Now, take a minute and think about your best audio or theater demonstration rooms. Can you do an awe-inspiring demo? One that could change someone’s life? Be honest with yourself. Probably not. That’s a high standard, not easily met.
In my experience, most specialists put their high-end brands on the shelf and either hope or expect that the high-end buyers will come in asking for them. If that’s your plan, you’ll probably find that audiophiles are a waste of time. Take the case of someone who comes into your store for the first time because of a high-end brand that you carry. Odds are they will indeed be a waste of time or at best, a chance to turn a quick buck. Unless they’ve just moved to town, chances are they’re just looking for the best price or to spend time comparing things they’ve read about—they’re not your audiophile. If things go well, maybe you can make them your own, so give it a try. The real percentages are with those who discover their passion because of you or one of your customers. These are the ones to cultivate. How then to make them your own?
Sometimes you have the “whale” who gets blown away by your reference system demo and just says “I’ll take it” or maybe the even more endangered species who says “is there anything better you’d suggest?” (BTW, the answer to which is always yes). This is the reason you really want to have an aspirational demo system. It sets the aspirational limit you arbitrarily choose for your customers. If you set the bar too low, your best customers will either be undersold or go somewhere else for fulfillment.

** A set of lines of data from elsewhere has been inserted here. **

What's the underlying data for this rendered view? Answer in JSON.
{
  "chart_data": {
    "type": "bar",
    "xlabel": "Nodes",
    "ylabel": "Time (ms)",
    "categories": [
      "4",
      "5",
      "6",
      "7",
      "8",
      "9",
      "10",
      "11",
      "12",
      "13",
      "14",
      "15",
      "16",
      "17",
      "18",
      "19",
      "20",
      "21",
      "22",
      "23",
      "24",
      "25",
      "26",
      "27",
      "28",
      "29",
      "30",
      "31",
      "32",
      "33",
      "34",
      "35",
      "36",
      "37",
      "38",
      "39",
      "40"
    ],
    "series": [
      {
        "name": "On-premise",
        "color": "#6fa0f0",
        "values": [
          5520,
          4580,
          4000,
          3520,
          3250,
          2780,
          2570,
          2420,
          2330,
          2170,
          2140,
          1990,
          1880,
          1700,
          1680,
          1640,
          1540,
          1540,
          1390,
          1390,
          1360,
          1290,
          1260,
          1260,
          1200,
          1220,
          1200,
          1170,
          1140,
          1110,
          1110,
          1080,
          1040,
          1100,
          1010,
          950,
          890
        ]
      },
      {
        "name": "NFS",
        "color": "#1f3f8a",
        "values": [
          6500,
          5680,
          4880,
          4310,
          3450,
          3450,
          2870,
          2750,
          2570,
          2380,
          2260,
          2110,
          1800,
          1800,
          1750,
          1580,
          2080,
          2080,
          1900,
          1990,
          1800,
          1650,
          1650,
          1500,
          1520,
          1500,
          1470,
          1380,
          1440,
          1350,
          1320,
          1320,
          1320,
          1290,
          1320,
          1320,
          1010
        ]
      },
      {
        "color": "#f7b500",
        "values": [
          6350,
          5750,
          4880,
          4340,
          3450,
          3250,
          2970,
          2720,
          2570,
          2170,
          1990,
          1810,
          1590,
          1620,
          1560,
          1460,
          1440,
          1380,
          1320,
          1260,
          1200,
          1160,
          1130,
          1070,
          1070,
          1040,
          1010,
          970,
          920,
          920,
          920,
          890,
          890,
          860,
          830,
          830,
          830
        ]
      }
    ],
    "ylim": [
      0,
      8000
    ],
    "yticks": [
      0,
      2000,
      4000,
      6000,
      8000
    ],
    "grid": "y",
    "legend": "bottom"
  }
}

Usually though, even well-off customers need to be worked up to your flagship system. So make it a logical and fun process that has clearly defined steps and results. Start by assembling a system that does something as well or nearly as well as the flagship. The system should have one component that is clearly better than the rest. If possible, make it one of the components from the reference system but something other than the loudspeakers, since people typically assign too much importance to them—making them an easy upgrade down the road. By focusing on an electronic component, you underscore the importance of every component in the chain and set the process in motion. The idea is to deliver a piece of the holy grail with the customer understanding which piece or pieces need to be upgraded next in order to move toward the ultimate goal. I call this selling unbalanced systems (nothing to do with balanced and single-ended signal paths). The fact that one component is better than the others creates a kind of tension that can only be eased by future purchases. It’s this tension that keeps your customers engaged in the process, enjoying their systems, listening to more music and giving you a reason to contact them periodically for component upgrades. Before you know it you’ll find yourself growing your own crop of audiophiles. They are your audiophiles, so you’ll be enjoying your time with them and harvesting the rewards for years to come.